PROVO — Last month's decision to close Grandview Elementary came with little opposition — until Tuesday night.

About 45 people stayed until 11 p.m. for a Provo School District Board of Education meeting to protest reverberations of the closure of Grandview, specifically the transferring of the students in the Upper Carterville neighborhood from Westridge Elementary to Edgemont Elementary.

About 100 students live in Upper Carterville.

The discussion, which included comments from residents and school board members, lasted so long that the school board agreed to postpone a scheduled vote on elementary boundaries for another area of town, the southwest.

It was unclear why the Upper Carterville residents did not know last month's meeting could potentially shift the neighborhood's boundaries.

"This is kind of an after-the-fact thing," board member Shannon Poulson said.
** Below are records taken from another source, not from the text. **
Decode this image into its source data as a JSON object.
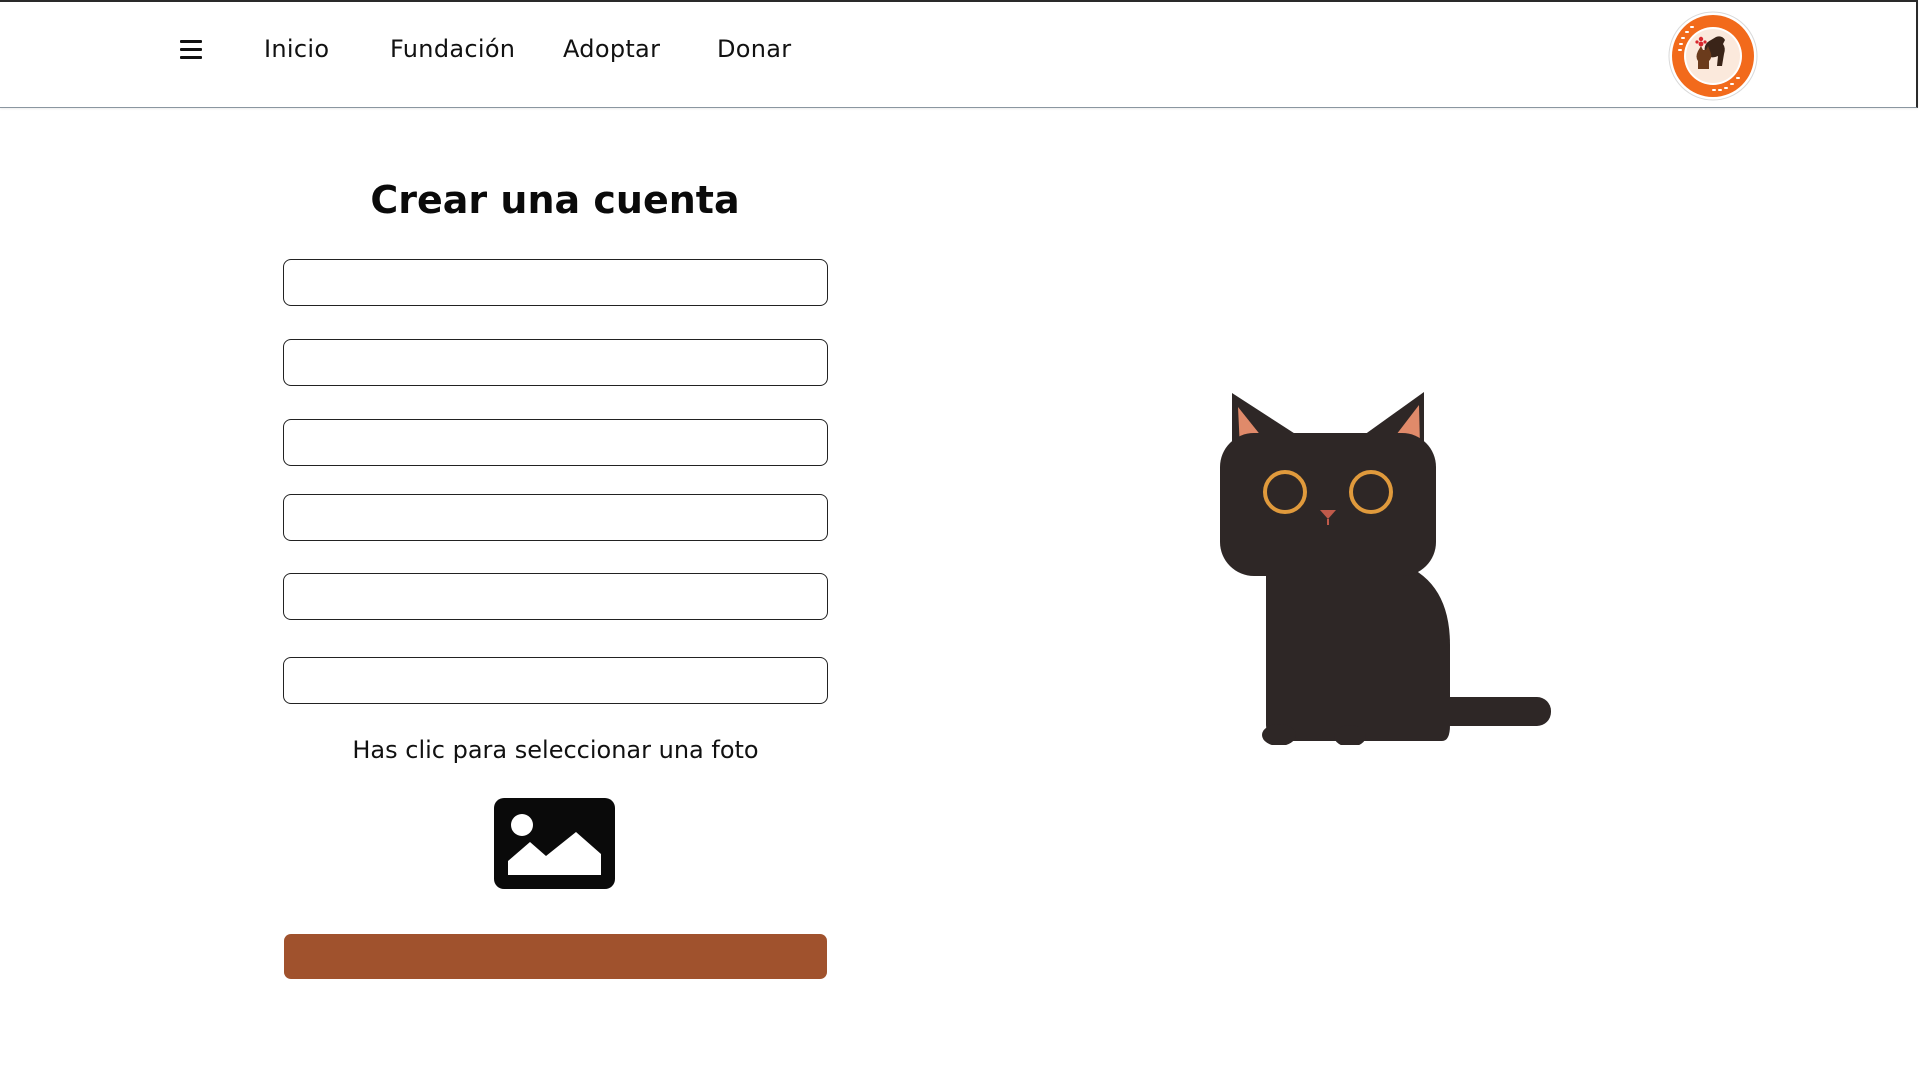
{
  "nav": {
    "menu_icon": "hamburger-menu-icon",
    "links": [
      "Inicio",
      "Fundación",
      "Adoptar",
      "Donar"
    ],
    "logo_icon": "foundation-logo"
  },
  "form": {
    "title": "Crear una cuenta",
    "fields": [
      {
        "value": "",
        "placeholder": ""
      },
      {
        "value": "",
        "placeholder": ""
      },
      {
        "value": "",
        "placeholder": ""
      },
      {
        "value": "",
        "placeholder": ""
      },
      {
        "value": "",
        "placeholder": ""
      },
      {
        "value": "",
        "placeholder": ""
      }
    ],
    "photo_label": "Has clic para seleccionar una foto",
    "photo_icon": "image-icon",
    "submit_label": ""
  },
  "illustration": {
    "icon": "black-cat-illustration"
  },
  "colors": {
    "accent": "#a0522d",
    "cat_body": "#2e2726",
    "cat_ear_inner": "#e08a6a",
    "cat_eye": "#e09a3c",
    "logo_orange": "#f26a1b"
  }
}
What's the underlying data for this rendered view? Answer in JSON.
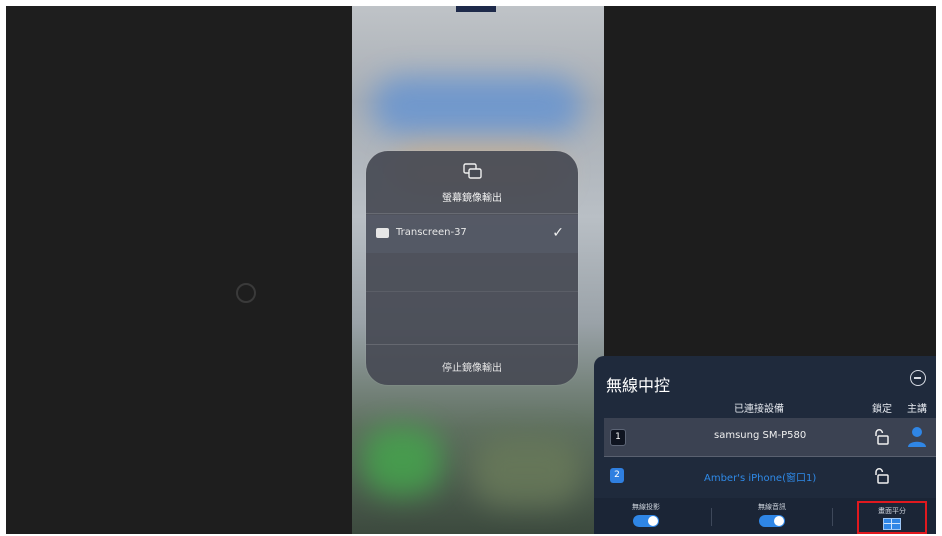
{
  "mirroring": {
    "title": "螢幕鏡像輸出",
    "device_name": "Transcreen-37",
    "device_selected": true,
    "stop_label": "停止鏡像輸出"
  },
  "control_panel": {
    "title": "無線中控",
    "col_connected": "已連接設備",
    "col_lock": "鎖定",
    "col_host": "主講",
    "devices": [
      {
        "number": "1",
        "name": "samsung SM-P580",
        "locked": false,
        "host": true
      },
      {
        "number": "2",
        "name": "Amber's iPhone(窗口1)",
        "locked": false,
        "host": false
      }
    ],
    "bottom": [
      {
        "label": "無線投影",
        "toggle_on": true
      },
      {
        "label": "無線音訊",
        "toggle_on": true
      },
      {
        "label": "畫面平分"
      }
    ]
  },
  "colors": {
    "accent": "#2f86e6",
    "highlight_border": "#e0191f",
    "panel_bg": "#1f2a3c"
  },
  "icons": [
    "screen-mirroring-icon",
    "tv-icon",
    "checkmark-icon",
    "minus-circle-icon",
    "unlock-icon",
    "user-icon",
    "split-screen-icon"
  ]
}
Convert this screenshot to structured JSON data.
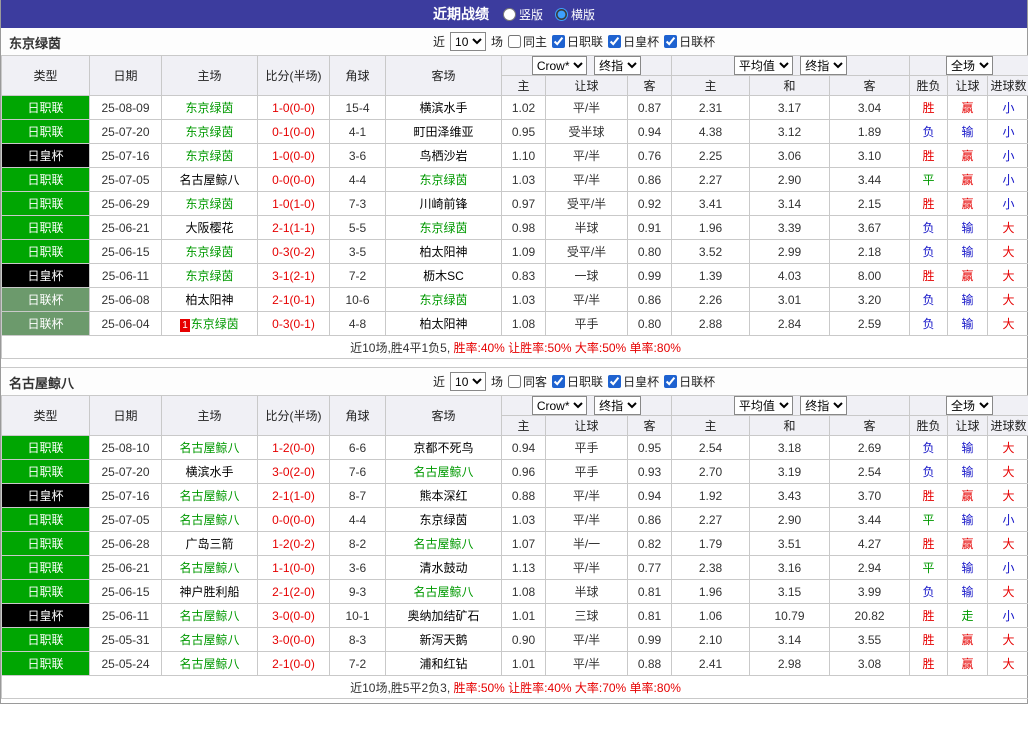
{
  "top_bar": {
    "title": "近期战绩",
    "radio_vertical": "竖版",
    "radio_horizontal": "横版",
    "vertical_checked": false,
    "horizontal_checked": true
  },
  "columns": {
    "type": "类型",
    "date": "日期",
    "home": "主场",
    "score": "比分(半场)",
    "corner": "角球",
    "away": "客场",
    "group1": {
      "select1": "Crow*",
      "select2": "终指"
    },
    "group2": {
      "select1": "平均值",
      "select2": "终指"
    },
    "group3": {
      "select": "全场"
    },
    "sub1": [
      "主",
      "让球",
      "客"
    ],
    "sub2": [
      "主",
      "和",
      "客"
    ],
    "sub3": [
      "胜负",
      "让球",
      "进球数"
    ]
  },
  "sections": [
    {
      "team": "东京绿茵",
      "controls": {
        "recent_label": "近",
        "recent_value": "10",
        "games_label": "场",
        "filters": [
          {
            "label": "同主",
            "checked": false
          },
          {
            "label": "日职联",
            "checked": true
          },
          {
            "label": "日皇杯",
            "checked": true
          },
          {
            "label": "日联杯",
            "checked": true
          }
        ]
      },
      "rows": [
        {
          "league": "日职联",
          "lg": "j",
          "date": "25-08-09",
          "home": "东京绿茵",
          "hf": true,
          "badge": "",
          "score": "1-0",
          "half": "(0-0)",
          "corner": "15-4",
          "away": "横滨水手",
          "af": false,
          "o1": [
            "1.02",
            "平/半",
            "0.87"
          ],
          "o2": [
            "2.31",
            "3.17",
            "3.04"
          ],
          "res": [
            [
              "胜",
              "r"
            ],
            [
              "赢",
              "r"
            ],
            [
              "小",
              "b"
            ]
          ]
        },
        {
          "league": "日职联",
          "lg": "j",
          "date": "25-07-20",
          "home": "东京绿茵",
          "hf": true,
          "badge": "",
          "score": "0-1",
          "half": "(0-0)",
          "corner": "4-1",
          "away": "町田泽维亚",
          "af": false,
          "o1": [
            "0.95",
            "受半球",
            "0.94"
          ],
          "o2": [
            "4.38",
            "3.12",
            "1.89"
          ],
          "res": [
            [
              "负",
              "b"
            ],
            [
              "输",
              "b"
            ],
            [
              "小",
              "b"
            ]
          ]
        },
        {
          "league": "日皇杯",
          "lg": "e",
          "date": "25-07-16",
          "home": "东京绿茵",
          "hf": true,
          "badge": "",
          "score": "1-0",
          "half": "(0-0)",
          "corner": "3-6",
          "away": "鸟栖沙岩",
          "af": false,
          "o1": [
            "1.10",
            "平/半",
            "0.76"
          ],
          "o2": [
            "2.25",
            "3.06",
            "3.10"
          ],
          "res": [
            [
              "胜",
              "r"
            ],
            [
              "赢",
              "r"
            ],
            [
              "小",
              "b"
            ]
          ]
        },
        {
          "league": "日职联",
          "lg": "j",
          "date": "25-07-05",
          "home": "名古屋鲸八",
          "hf": false,
          "badge": "",
          "score": "0-0",
          "half": "(0-0)",
          "corner": "4-4",
          "away": "东京绿茵",
          "af": true,
          "o1": [
            "1.03",
            "平/半",
            "0.86"
          ],
          "o2": [
            "2.27",
            "2.90",
            "3.44"
          ],
          "res": [
            [
              "平",
              "g"
            ],
            [
              "赢",
              "r"
            ],
            [
              "小",
              "b"
            ]
          ]
        },
        {
          "league": "日职联",
          "lg": "j",
          "date": "25-06-29",
          "home": "东京绿茵",
          "hf": true,
          "badge": "",
          "score": "1-0",
          "half": "(1-0)",
          "corner": "7-3",
          "away": "川崎前锋",
          "af": false,
          "o1": [
            "0.97",
            "受平/半",
            "0.92"
          ],
          "o2": [
            "3.41",
            "3.14",
            "2.15"
          ],
          "res": [
            [
              "胜",
              "r"
            ],
            [
              "赢",
              "r"
            ],
            [
              "小",
              "b"
            ]
          ]
        },
        {
          "league": "日职联",
          "lg": "j",
          "date": "25-06-21",
          "home": "大阪樱花",
          "hf": false,
          "badge": "",
          "score": "2-1",
          "half": "(1-1)",
          "corner": "5-5",
          "away": "东京绿茵",
          "af": true,
          "o1": [
            "0.98",
            "半球",
            "0.91"
          ],
          "o2": [
            "1.96",
            "3.39",
            "3.67"
          ],
          "res": [
            [
              "负",
              "b"
            ],
            [
              "输",
              "b"
            ],
            [
              "大",
              "r"
            ]
          ]
        },
        {
          "league": "日职联",
          "lg": "j",
          "date": "25-06-15",
          "home": "东京绿茵",
          "hf": true,
          "badge": "",
          "score": "0-3",
          "half": "(0-2)",
          "corner": "3-5",
          "away": "柏太阳神",
          "af": false,
          "o1": [
            "1.09",
            "受平/半",
            "0.80"
          ],
          "o2": [
            "3.52",
            "2.99",
            "2.18"
          ],
          "res": [
            [
              "负",
              "b"
            ],
            [
              "输",
              "b"
            ],
            [
              "大",
              "r"
            ]
          ]
        },
        {
          "league": "日皇杯",
          "lg": "e",
          "date": "25-06-11",
          "home": "东京绿茵",
          "hf": true,
          "badge": "",
          "score": "3-1",
          "half": "(2-1)",
          "corner": "7-2",
          "away": "枥木SC",
          "af": false,
          "o1": [
            "0.83",
            "一球",
            "0.99"
          ],
          "o2": [
            "1.39",
            "4.03",
            "8.00"
          ],
          "res": [
            [
              "胜",
              "r"
            ],
            [
              "赢",
              "r"
            ],
            [
              "大",
              "r"
            ]
          ]
        },
        {
          "league": "日联杯",
          "lg": "l",
          "date": "25-06-08",
          "home": "柏太阳神",
          "hf": false,
          "badge": "",
          "score": "2-1",
          "half": "(0-1)",
          "corner": "10-6",
          "away": "东京绿茵",
          "af": true,
          "o1": [
            "1.03",
            "平/半",
            "0.86"
          ],
          "o2": [
            "2.26",
            "3.01",
            "3.20"
          ],
          "res": [
            [
              "负",
              "b"
            ],
            [
              "输",
              "b"
            ],
            [
              "大",
              "r"
            ]
          ]
        },
        {
          "league": "日联杯",
          "lg": "l",
          "date": "25-06-04",
          "home": "东京绿茵",
          "hf": true,
          "badge": "1",
          "score": "0-3",
          "half": "(0-1)",
          "corner": "4-8",
          "away": "柏太阳神",
          "af": false,
          "o1": [
            "1.08",
            "平手",
            "0.80"
          ],
          "o2": [
            "2.88",
            "2.84",
            "2.59"
          ],
          "res": [
            [
              "负",
              "b"
            ],
            [
              "输",
              "b"
            ],
            [
              "大",
              "r"
            ]
          ]
        }
      ],
      "summary": {
        "prefix": "近10场,胜4平1负5, ",
        "stats": "胜率:40% 让胜率:50% 大率:50% 单率:80%"
      }
    },
    {
      "team": "名古屋鲸八",
      "controls": {
        "recent_label": "近",
        "recent_value": "10",
        "games_label": "场",
        "filters": [
          {
            "label": "同客",
            "checked": false
          },
          {
            "label": "日职联",
            "checked": true
          },
          {
            "label": "日皇杯",
            "checked": true
          },
          {
            "label": "日联杯",
            "checked": true
          }
        ]
      },
      "rows": [
        {
          "league": "日职联",
          "lg": "j",
          "date": "25-08-10",
          "home": "名古屋鲸八",
          "hf": true,
          "badge": "",
          "score": "1-2",
          "half": "(0-0)",
          "corner": "6-6",
          "away": "京都不死鸟",
          "af": false,
          "o1": [
            "0.94",
            "平手",
            "0.95"
          ],
          "o2": [
            "2.54",
            "3.18",
            "2.69"
          ],
          "res": [
            [
              "负",
              "b"
            ],
            [
              "输",
              "b"
            ],
            [
              "大",
              "r"
            ]
          ]
        },
        {
          "league": "日职联",
          "lg": "j",
          "date": "25-07-20",
          "home": "横滨水手",
          "hf": false,
          "badge": "",
          "score": "3-0",
          "half": "(2-0)",
          "corner": "7-6",
          "away": "名古屋鲸八",
          "af": true,
          "o1": [
            "0.96",
            "平手",
            "0.93"
          ],
          "o2": [
            "2.70",
            "3.19",
            "2.54"
          ],
          "res": [
            [
              "负",
              "b"
            ],
            [
              "输",
              "b"
            ],
            [
              "大",
              "r"
            ]
          ]
        },
        {
          "league": "日皇杯",
          "lg": "e",
          "date": "25-07-16",
          "home": "名古屋鲸八",
          "hf": true,
          "badge": "",
          "score": "2-1",
          "half": "(1-0)",
          "corner": "8-7",
          "away": "熊本深红",
          "af": false,
          "o1": [
            "0.88",
            "平/半",
            "0.94"
          ],
          "o2": [
            "1.92",
            "3.43",
            "3.70"
          ],
          "res": [
            [
              "胜",
              "r"
            ],
            [
              "赢",
              "r"
            ],
            [
              "大",
              "r"
            ]
          ]
        },
        {
          "league": "日职联",
          "lg": "j",
          "date": "25-07-05",
          "home": "名古屋鲸八",
          "hf": true,
          "badge": "",
          "score": "0-0",
          "half": "(0-0)",
          "corner": "4-4",
          "away": "东京绿茵",
          "af": false,
          "o1": [
            "1.03",
            "平/半",
            "0.86"
          ],
          "o2": [
            "2.27",
            "2.90",
            "3.44"
          ],
          "res": [
            [
              "平",
              "g"
            ],
            [
              "输",
              "b"
            ],
            [
              "小",
              "b"
            ]
          ]
        },
        {
          "league": "日职联",
          "lg": "j",
          "date": "25-06-28",
          "home": "广岛三箭",
          "hf": false,
          "badge": "",
          "score": "1-2",
          "half": "(0-2)",
          "corner": "8-2",
          "away": "名古屋鲸八",
          "af": true,
          "o1": [
            "1.07",
            "半/一",
            "0.82"
          ],
          "o2": [
            "1.79",
            "3.51",
            "4.27"
          ],
          "res": [
            [
              "胜",
              "r"
            ],
            [
              "赢",
              "r"
            ],
            [
              "大",
              "r"
            ]
          ]
        },
        {
          "league": "日职联",
          "lg": "j",
          "date": "25-06-21",
          "home": "名古屋鲸八",
          "hf": true,
          "badge": "",
          "score": "1-1",
          "half": "(0-0)",
          "corner": "3-6",
          "away": "清水鼓动",
          "af": false,
          "o1": [
            "1.13",
            "平/半",
            "0.77"
          ],
          "o2": [
            "2.38",
            "3.16",
            "2.94"
          ],
          "res": [
            [
              "平",
              "g"
            ],
            [
              "输",
              "b"
            ],
            [
              "小",
              "b"
            ]
          ]
        },
        {
          "league": "日职联",
          "lg": "j",
          "date": "25-06-15",
          "home": "神户胜利船",
          "hf": false,
          "badge": "",
          "score": "2-1",
          "half": "(2-0)",
          "corner": "9-3",
          "away": "名古屋鲸八",
          "af": true,
          "o1": [
            "1.08",
            "半球",
            "0.81"
          ],
          "o2": [
            "1.96",
            "3.15",
            "3.99"
          ],
          "res": [
            [
              "负",
              "b"
            ],
            [
              "输",
              "b"
            ],
            [
              "大",
              "r"
            ]
          ]
        },
        {
          "league": "日皇杯",
          "lg": "e",
          "date": "25-06-11",
          "home": "名古屋鲸八",
          "hf": true,
          "badge": "",
          "score": "3-0",
          "half": "(0-0)",
          "corner": "10-1",
          "away": "奥纳加结矿石",
          "af": false,
          "o1": [
            "1.01",
            "三球",
            "0.81"
          ],
          "o2": [
            "1.06",
            "10.79",
            "20.82"
          ],
          "res": [
            [
              "胜",
              "r"
            ],
            [
              "走",
              "g"
            ],
            [
              "小",
              "b"
            ]
          ]
        },
        {
          "league": "日职联",
          "lg": "j",
          "date": "25-05-31",
          "home": "名古屋鲸八",
          "hf": true,
          "badge": "",
          "score": "3-0",
          "half": "(0-0)",
          "corner": "8-3",
          "away": "新泻天鹅",
          "af": false,
          "o1": [
            "0.90",
            "平/半",
            "0.99"
          ],
          "o2": [
            "2.10",
            "3.14",
            "3.55"
          ],
          "res": [
            [
              "胜",
              "r"
            ],
            [
              "赢",
              "r"
            ],
            [
              "大",
              "r"
            ]
          ]
        },
        {
          "league": "日职联",
          "lg": "j",
          "date": "25-05-24",
          "home": "名古屋鲸八",
          "hf": true,
          "badge": "",
          "score": "2-1",
          "half": "(0-0)",
          "corner": "7-2",
          "away": "浦和红钻",
          "af": false,
          "o1": [
            "1.01",
            "平/半",
            "0.88"
          ],
          "o2": [
            "2.41",
            "2.98",
            "3.08"
          ],
          "res": [
            [
              "胜",
              "r"
            ],
            [
              "赢",
              "r"
            ],
            [
              "大",
              "r"
            ]
          ]
        }
      ],
      "summary": {
        "prefix": "近10场,胜5平2负3, ",
        "stats": "胜率:50% 让胜率:40% 大率:70% 单率:80%"
      }
    }
  ],
  "colors": {
    "topbar": "#3c3c9e",
    "league_jleague": "#00a602",
    "league_emperor_cup": "#000000",
    "league_levain_cup": "#6c9a6c",
    "focal_team": "#009900",
    "score_red": "#e60000",
    "result_red": "#e60000",
    "result_blue": "#1515c8",
    "result_green": "#009900"
  }
}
The Deseret Morning News published stories about the matter. Many parent members of a Grandview closure committee said it was clear the Upper Carterville

boundary decisions would be made with the Grandview closure decision.

But Julie Roper, an Upper Carterville resident who was on the Grandview closure committee, said it was not clear to her. She was surprised and upset to learn the two decisions were made "in one breath."

Camille Williams said her grandchildren, who live with her, never brought her any communication from their school or district that the boundaries may shift.

"Westridge (Elementary) sent home fliers to everybody," said Christine Manwarring, who said she made them herself.

Upper Carterville residents said they felt frustrated because the neighborhood, sandwiched in north Provo between State Street and University Avenue, doesn't have a nearby school.

They have attended three different elementary schools in recent years.

"Every time a boundary change comes up it seems like our neighborhood is always talked about first (for closure)," said Karen Chadburn.

Residents at Tuesday night's meeting said they identify most with west-side schools and want to remain at Westridge Elementary.

School board member Sandy Packard said she presented the community three different boundary proposal maps over the closure of Grandview Elementary.

"I just challenge you, if you think you could have come up with a different plan than the ones we presented, give it to me now," she said.